Special Operations (Badge of Honor 2)
Page 86
“An Undercover comes with a built-in shroud over the hammer; it’s intended to keep you from snagging the gun on your clothing, if you should ever need to get at it in a hurry. And they sell shrouds for Colts. The problem is you can’t carry a gun with a shroud in an ankle holster; there’s no place for the strap on the holster to catch.”
“I understand, sir.”
“The odds that you will ever have to use your revolver, which I hope they told you at the Academy, are about a thousand to one. But as the Boy Scouts say, “Be Prepared!”
He smiled at Matt and got up and walked out of the restaurant with Matt at his heels.
When Peter Wohl walked into what had been Mike Sabara’s office as Acting Commanding Officer of Highway Patrol, and was now his, it was empty; all of Mike’s photographs and plaques were gone from the walls, and so were the pistol shooting and bowling trophies Sabara had had on display on top of filing cabinets and other flat surfaces. Wohl walked to the desk, pulled drawers open, and saw that they too had been emptied.
He walked to the door.
“What happened to Captain Sabara?” he asked Sergeant Frizell.

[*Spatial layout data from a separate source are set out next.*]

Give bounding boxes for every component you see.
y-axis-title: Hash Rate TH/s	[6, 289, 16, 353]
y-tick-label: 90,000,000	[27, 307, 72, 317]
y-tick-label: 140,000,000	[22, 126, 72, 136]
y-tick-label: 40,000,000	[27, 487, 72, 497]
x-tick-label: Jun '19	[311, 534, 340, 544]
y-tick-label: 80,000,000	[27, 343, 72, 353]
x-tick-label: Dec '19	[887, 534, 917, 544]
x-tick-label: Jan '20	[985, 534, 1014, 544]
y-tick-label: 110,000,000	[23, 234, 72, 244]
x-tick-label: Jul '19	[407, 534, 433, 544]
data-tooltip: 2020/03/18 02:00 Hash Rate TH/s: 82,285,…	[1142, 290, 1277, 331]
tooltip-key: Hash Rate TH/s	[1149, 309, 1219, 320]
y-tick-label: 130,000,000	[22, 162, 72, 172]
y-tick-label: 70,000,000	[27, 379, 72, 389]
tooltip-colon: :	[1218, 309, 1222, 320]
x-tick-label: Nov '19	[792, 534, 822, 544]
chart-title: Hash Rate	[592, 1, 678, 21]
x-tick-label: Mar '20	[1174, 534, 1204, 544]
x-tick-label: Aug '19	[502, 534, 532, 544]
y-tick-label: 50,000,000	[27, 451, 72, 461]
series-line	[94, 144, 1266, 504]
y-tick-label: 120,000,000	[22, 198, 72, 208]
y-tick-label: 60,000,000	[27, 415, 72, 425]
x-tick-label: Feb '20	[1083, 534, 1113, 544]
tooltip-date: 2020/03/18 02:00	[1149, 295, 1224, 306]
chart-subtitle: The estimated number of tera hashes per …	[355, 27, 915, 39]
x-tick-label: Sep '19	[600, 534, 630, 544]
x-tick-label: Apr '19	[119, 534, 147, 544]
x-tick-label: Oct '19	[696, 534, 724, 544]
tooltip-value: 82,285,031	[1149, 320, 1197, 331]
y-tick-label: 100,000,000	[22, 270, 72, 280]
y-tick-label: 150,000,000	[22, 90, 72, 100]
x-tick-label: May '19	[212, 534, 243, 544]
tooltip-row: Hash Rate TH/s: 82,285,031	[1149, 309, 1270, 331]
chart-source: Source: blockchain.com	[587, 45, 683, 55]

“He and Captain Pekach moved in there,” Frizell said, pointing to a door.
Wohl walked to it and pulled it open. He had been unaware of the room’s existence until that moment, and now that he saw it, he realized that it was really too small for two captains, and felt a moment’s uneasiness at having the relatively large office to himself. He hadn’t had an office when he had been just one more Staff Inspector. He had shared a large room with all of his peers, and he had not had a Sergeant to handle his paperwork.
I guess it goes with the territory, he decided, but I don’t like it.
“We’re going to have to do better than that,” he said, to Sergeant Frizell. “In your planning, did the subject of space come up?”
“Space is tight, Inspector.”
“That’s not what I asked.”
“There’s an elementary school building at Frankford and Castor,” Frizell said. “Not being used. The Department’s been talking to the Board of Education about that.”
“And?”
“It’s a school building,” Frizell said. “There’s no detention cells, nothing but a bunch of classrooms. Not even much space for parking.”
“And there’s no room in this building to move in fifty, maybe a hundred, maybe two hundred cops,” Wohl said. “Find out what’s being said, and to whom, about us getting it, will you?”
“Yes, sir,” Frizell said. “There was some discussion about giving Special Operations, if it grows as large as it might with the ACT Grants, Memorial Hall.”
“At Forty-forth and Parkside in Fairmount Park?”
“Yes, sir.”
“That would be nice. Keep your ears open and keep me advised,” Wohl said.
Frizell nodded. “Inspector, what do you want me to do about these?” He held up the Northwest Philadelphia rape files.
“I told Payne to Xerox them in four copies.”
“Our Xerox is down.”
“What about the machine in the District?”
“Well, they’re not too happy with us using theirs,” Frizell said. “They’ll do it, but they make us wait.”
I will be damned if I will go find the District Captain and discuss Xerox priorities with him.
“Sergeant,” Wohl said, his annoyance showing in his voice, “high on your list of priorities is getting us a new Xerox machine. Call Deputy Commissioner Whelan’s office and tell them I said we need one desperately.”
“Yes, sir,” Frizell said. “And in the meantime, sir, what do I do with this?”
“Payne,” Wohl ordered. “Go get that Xeroxed someplace. You’re a bright young man, you’ll find a machine somewhere.”